Lahan untuk pembangunan PAUD Santa Mathilda itu dibeli oleh Son Botu dari Muhamad Toriq alias Hubertus Karlince sebesar Rp 30 juta. Lahan yang dibeli dari dana pribadi itu kemudian dihibahkan untuk pembangunan PAUD tersebut.
“Kalau saya menilai gugatan ini ada nuansa politisnya. Teman teman media bisa melihat bagaimana saya dibully di media sosial, dikatakan bahwa tanah tersebut belum lunas lah dan sebagainya,” ujar Merison Botu, Senin (08/012024) siang.
Dirinya menyayangkan gugatan tersebut baru dilayangkan setelah proses pembangunan gedung PAUD hampir rampung dikerjakan.
“Kalau memang ada pihak mengetahui proses ini, mengapa tidak menghentikan dari awal?. Ini ketika sudah dibangun dan hampir selesai, baru digugat,” ujar Merison Botu.
Ia menegaskan, dirinya tidak punya kepentingan lain selain demi mendukung program Pemerintah Desa Ladogahar di bidang pendidikan.
“Sebagai anggota DPRD, sudah menjadi kewajiban moral untuk memperjuangkan kepentingan masyarakat, khususnya di Desa Ladogahar,” ujarnya.
Ditanya soal siapa yang punya kepentingan politik dalam kasus tersebut, Merison tidak menyebutnya.
“Yang pasti ada The Man Behind The Scene,” ujarnya singkat.
Untuk diketahui, Merison Botu bersama Hubertus Karlince, Antiokhus Ante selaku Kepala Desa Lado Gahar dan Gervasius Gete selaku BPD Ladogahar digugat secara perdata oleh Agustinus Nurak dalam sengketa jual beli lahan PAUD Santa Mathilda seluas 370,5 M2. Gugatan tersebut kini telah memasuki tahap sidang mediasi di Pengadilan Negeri Maumere.
Proses Jual Beli Tanah untuk PAUD Santa Mathilda adalah Perbuatan Hukum yang Sah
Kuasa Hukum Marison Botu, Fransisco Sondy, SH., MH mengatakan, terhadap gugatan tersebut pihaknya sama sekali tidak mengakui adanya peristiwa jual beli tanah pertama yang terjadi pada tahun 2008.

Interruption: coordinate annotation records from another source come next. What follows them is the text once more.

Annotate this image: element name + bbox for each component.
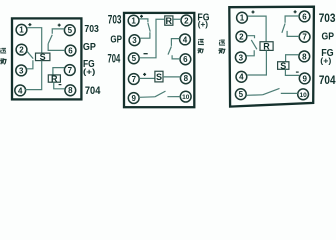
wire S coil right to pin8 [163,76,181,78]
pin 4 [236,71,247,82]
svg-text:704: 704 [108,53,121,65]
svg-text:7: 7 [302,33,307,42]
pin 2 [181,15,192,26]
svg-text:GP: GP [322,31,335,43]
svg-text:703: 703 [84,24,99,35]
wire pin3 contact riser [247,50,255,56]
pin 4 [180,34,191,45]
svg-text:704: 704 [319,75,336,87]
pin 1 [237,12,248,23]
polarity mark + (pin 6) [294,10,297,13]
svg-text:5: 5 [239,90,244,99]
svg-text:5: 5 [68,26,73,35]
svg-text:9: 9 [302,74,307,83]
svg-text:1: 1 [19,26,24,35]
pin 8 [299,51,310,62]
svg-text:7: 7 [68,66,73,75]
wire pin8 to S coil top [286,55,299,62]
vertical label (remote) right of diagram2, char 2 [197,48,203,53]
switch blade pin2 [27,51,33,58]
wire R coil left to pin5 [139,19,164,58]
svg-text:GP: GP [83,42,96,53]
pin 5 [64,25,75,36]
switch pins 4-6 [168,39,180,59]
coil R1 box [48,74,60,84]
vertical label (remote) left of diagram3, char 2 [218,48,225,53]
pin 3 [16,65,27,76]
polarity mark - (pin 9) [296,71,299,73]
wire S coil bottom to pin4 [25,61,42,90]
wire pin7 to R coil top [53,68,65,75]
svg-text:2: 2 [239,32,244,41]
polarity mark + (pin 1) [252,11,255,14]
svg-text:2: 2 [184,16,189,25]
svg-text:R: R [51,74,58,84]
pin 7 [64,65,75,76]
enclosure box 1 [12,18,81,99]
pin 10 [298,89,309,100]
svg-text:GP: GP [110,34,122,46]
svg-text:4: 4 [239,73,244,82]
polarity mark + (pin 5) [58,24,61,27]
polarity mark - (pin 5) [144,53,148,55]
svg-text:10: 10 [299,92,307,99]
svg-text:(+): (+) [198,19,208,29]
enclosure box 2 [124,13,194,107]
svg-text:4: 4 [18,86,23,95]
polarity mark + (pin 7) [143,73,146,76]
svg-text:7: 7 [132,75,137,84]
wire R coil bottom to pin8 [54,82,65,89]
pin 9 [299,73,310,84]
vertical label (remote) left of diagram1, char 2 [0,58,6,64]
wire pin3 contact riser [140,32,150,38]
pin 10 [180,91,191,102]
wire R coil bottom to pin4 [247,50,266,75]
coil S2 box [155,71,163,82]
svg-text:1: 1 [131,17,136,26]
vertical label (remote) left of diagram1, char 1 [0,48,6,53]
svg-text:8: 8 [68,86,73,95]
svg-text:8: 8 [302,52,307,61]
svg-text:3: 3 [19,66,24,75]
svg-text:(+): (+) [83,67,95,77]
switch pins 9-10 [139,91,180,97]
wire pin1 to R coil top [248,16,266,42]
pin 2 [16,44,27,55]
pin 5 [128,53,139,64]
pin 6 [65,45,76,56]
svg-text:3: 3 [132,36,137,45]
wire R coil right to pin2 [173,18,181,20]
svg-text:6: 6 [302,12,307,21]
pin 8 [180,73,191,84]
pin 8 [65,85,76,96]
svg-text:S: S [40,52,46,62]
svg-text:(+): (+) [320,56,331,66]
svg-text:2: 2 [19,46,24,55]
vertical label (remote) left of diagram3, char 1 [219,40,225,45]
wire pin1 to S coil top [27,28,42,53]
wire S coil bottom to pin9 [285,69,299,75]
svg-text:S: S [156,72,162,82]
wire pin7 to S coil [139,77,155,79]
polarity mark + (pin 1) [140,15,143,18]
svg-text:1: 1 [240,14,245,23]
svg-text:703: 703 [108,14,122,26]
svg-text:4: 4 [183,35,188,44]
vertical label (remote) right of diagram2, char 1 [198,39,204,44]
pin 3 [129,35,140,46]
switch blade pin2 [247,36,257,50]
svg-text:5: 5 [132,54,137,63]
pin 1 [128,15,139,26]
polarity mark + (pin 1) [28,23,31,26]
polarity mark - (pin 8) [59,84,62,86]
enclosure box 3 [229,7,314,107]
pin 2 [236,31,247,42]
svg-text:R: R [263,42,270,52]
switch pins 6-7 [282,16,299,36]
pin 6 [180,54,191,65]
svg-text:10: 10 [182,94,190,101]
coil S1 box [36,52,50,62]
coil R2 box [165,16,173,26]
wire pin3 contact [27,60,33,69]
svg-text:6: 6 [68,46,73,55]
switch pins 5-6 [48,29,65,51]
pin 7 [128,74,139,85]
pin 6 [299,11,310,22]
pin 3 [235,52,246,63]
svg-text:703: 703 [319,13,336,25]
pin 5 [235,89,246,100]
pin 9 [128,93,139,104]
svg-text:3: 3 [239,53,244,62]
pin 1 [16,24,27,35]
coil R3 box [260,42,273,52]
svg-text:8: 8 [184,74,189,83]
wire pin1 with switch blade to pin3 contact [139,19,150,32]
pin 7 [299,31,310,42]
coil S3 box [278,61,289,71]
svg-text:R: R [166,16,173,26]
svg-text:704: 704 [85,85,101,97]
switch pins 5-10 [246,88,298,95]
pin 4 [15,85,26,96]
svg-text:9: 9 [131,94,136,103]
svg-text:6: 6 [183,55,188,64]
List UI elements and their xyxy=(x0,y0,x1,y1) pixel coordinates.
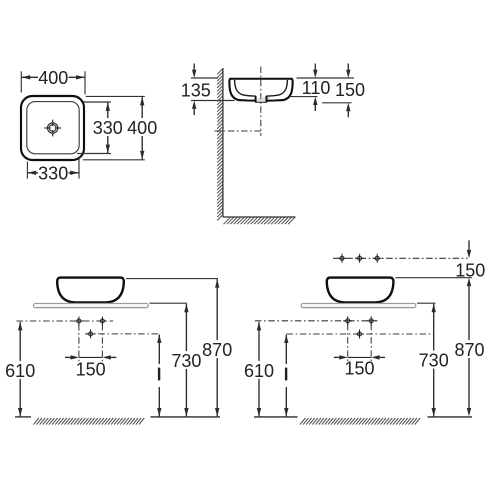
svg-text:610: 610 xyxy=(244,361,274,381)
svg-text:870: 870 xyxy=(202,340,232,360)
svg-text:330: 330 xyxy=(93,118,123,138)
svg-text:110: 110 xyxy=(302,78,331,98)
svg-text:870: 870 xyxy=(454,340,484,360)
svg-text:730: 730 xyxy=(171,351,201,371)
svg-text:330: 330 xyxy=(38,164,68,184)
svg-text:150: 150 xyxy=(76,359,106,379)
svg-text:150: 150 xyxy=(344,358,374,378)
svg-text:400: 400 xyxy=(127,118,157,138)
svg-text:730: 730 xyxy=(419,351,449,371)
svg-text:135: 135 xyxy=(181,81,211,101)
svg-text:150: 150 xyxy=(335,80,365,100)
svg-text:610: 610 xyxy=(5,361,35,381)
svg-text:400: 400 xyxy=(38,68,68,88)
svg-text:150: 150 xyxy=(455,261,485,281)
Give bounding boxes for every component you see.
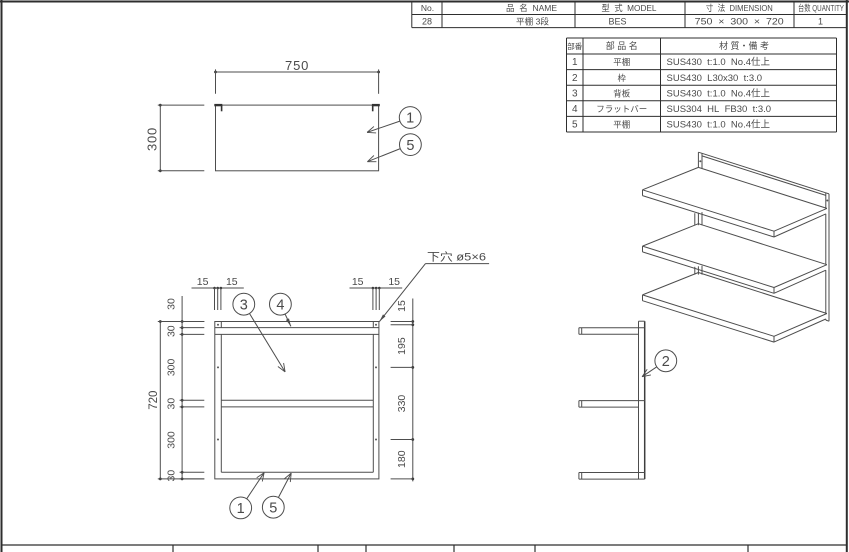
svg-text:15: 15 — [396, 300, 408, 312]
svg-text:2: 2 — [572, 73, 578, 84]
svg-text:720: 720 — [148, 391, 160, 410]
svg-text:SUS430 t:1.0 No.4仕上: SUS430 t:1.0 No.4仕上 — [667, 87, 771, 99]
svg-text:SUS430 t:1.0 No.4仕上: SUS430 t:1.0 No.4仕上 — [667, 56, 771, 68]
svg-text:180: 180 — [396, 450, 408, 468]
svg-text:330: 330 — [396, 395, 408, 413]
svg-text:1: 1 — [572, 57, 578, 68]
svg-text:4: 4 — [572, 104, 578, 115]
svg-text:30: 30 — [165, 298, 177, 310]
svg-text:3: 3 — [240, 297, 248, 313]
svg-text:750: 750 — [285, 58, 309, 73]
svg-text:300: 300 — [145, 127, 160, 151]
svg-text:型 式 MODEL: 型 式 MODEL — [602, 3, 657, 13]
svg-text:28: 28 — [422, 17, 432, 27]
svg-text:平棚: 平棚 — [613, 120, 630, 130]
svg-text:5: 5 — [572, 120, 578, 131]
svg-text:195: 195 — [396, 337, 408, 355]
svg-text:1: 1 — [818, 17, 823, 27]
svg-text:材 質・備 考: 材 質・備 考 — [719, 40, 769, 51]
svg-text:750 × 300 × 720: 750 × 300 × 720 — [695, 17, 784, 27]
svg-text:BES: BES — [608, 17, 626, 27]
svg-text:部 品 名: 部 品 名 — [606, 40, 638, 51]
svg-text:下穴 ø5×6: 下穴 ø5×6 — [427, 250, 486, 264]
svg-text:背板: 背板 — [613, 88, 631, 98]
svg-text:フラットバー: フラットバー — [596, 104, 647, 114]
svg-text:1: 1 — [237, 501, 245, 517]
svg-text:No.: No. — [421, 3, 434, 13]
svg-text:寸 法 DIMENSION: 寸 法 DIMENSION — [706, 3, 773, 13]
svg-text:1: 1 — [406, 111, 414, 127]
svg-text:部番: 部番 — [567, 41, 582, 51]
svg-text:5: 5 — [406, 138, 414, 154]
svg-text:4: 4 — [276, 297, 284, 313]
svg-text:30: 30 — [165, 325, 177, 337]
svg-text:5: 5 — [269, 500, 277, 516]
svg-text:15: 15 — [388, 276, 400, 288]
svg-text:300: 300 — [165, 431, 177, 449]
svg-text:台数 QUANTITY: 台数 QUANTITY — [798, 3, 844, 13]
svg-text:3: 3 — [572, 88, 578, 99]
svg-text:30: 30 — [165, 470, 177, 482]
svg-text:品 名 NAME: 品 名 NAME — [506, 3, 557, 13]
svg-text:15: 15 — [226, 276, 238, 288]
svg-text:2: 2 — [662, 354, 670, 370]
svg-text:300: 300 — [165, 358, 177, 376]
svg-text:15: 15 — [197, 276, 209, 288]
svg-text:SUS430 t:1.0 No.4仕上: SUS430 t:1.0 No.4仕上 — [667, 119, 771, 131]
svg-text:平棚 3段: 平棚 3段 — [516, 17, 550, 27]
svg-text:SUS430 L30x30 t:3.0: SUS430 L30x30 t:3.0 — [667, 73, 763, 84]
svg-text:15: 15 — [352, 276, 364, 288]
svg-text:平棚: 平棚 — [613, 57, 630, 67]
svg-text:30: 30 — [165, 398, 177, 410]
svg-text:枠: 枠 — [618, 73, 627, 83]
svg-text:SUS304 HL FB30 t:3.0: SUS304 HL FB30 t:3.0 — [667, 104, 772, 115]
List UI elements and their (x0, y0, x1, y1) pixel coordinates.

Dia beralasan, pertama; pemilik tanah atas nama Hubertus Karlince tidak berterus terang menyatakan secara tegas bahwa memang dia (Hubertus Karlince) pernah melakukan transaksi jual beli dengan pihak ketiga atau pihak lain pada tahun 2008.
Sehingga ujar Sondi, pihaknya beritikad baik mempercayai bahwa memang betul tanah itu tidak bermasalah. Tanah itu tidak sedang dikuasai oleh pihak manapun.
Kedua; pemilik tanah juga meyakinkan kepada Merison Botu dan juga Pemerintah Desa Ladogahar bahwa memang tanah itu tidak sedang dikuasai oleh pihak ketiga.
Ketiga; Pemilik tanah adalah orang dewasa yang mana tindakannya secara hukum patut dibenarkan dan dianggap bahwa proses/perbuatan hukum jual beli dan mengalihkan tanah itu adalah perbuatan hukum yang sah.
Selanjutnya yang Keempat; bahwa karena sudah terjadi adanya pengalihan hak kepada Merison Botu dan dihibahkan ke Desa, maka tidak mudah lagi bagi si pemilik tanah untuk membatalkan atau mengembalikan uang.
“ Bagi kami tidak sesederhana itu. Kami hanya mengakui pembeliannya itu terjadi di tahun 2023,” tegas Sondi.
Fransiskus Sondi juga menambahkan, pihaknya sedang mempertimbangkan untuk mengajukan laporan pidana kepada para pihak apabila sidang mediasi di Pengadilan Negeri Maumere gagal.
“Merison Botu dirugikan dalam kasus tersebut. Selain Merison Botu, pemerintah desa juga dirugikan dan yang terutama adalah masyarakat, sebab lahan tersebut dibeli bukan untuk kepentingan pribadi Merison Botu, tetapi untuk kepentingan masyarakat Desa Ladogahar,” ujarnya.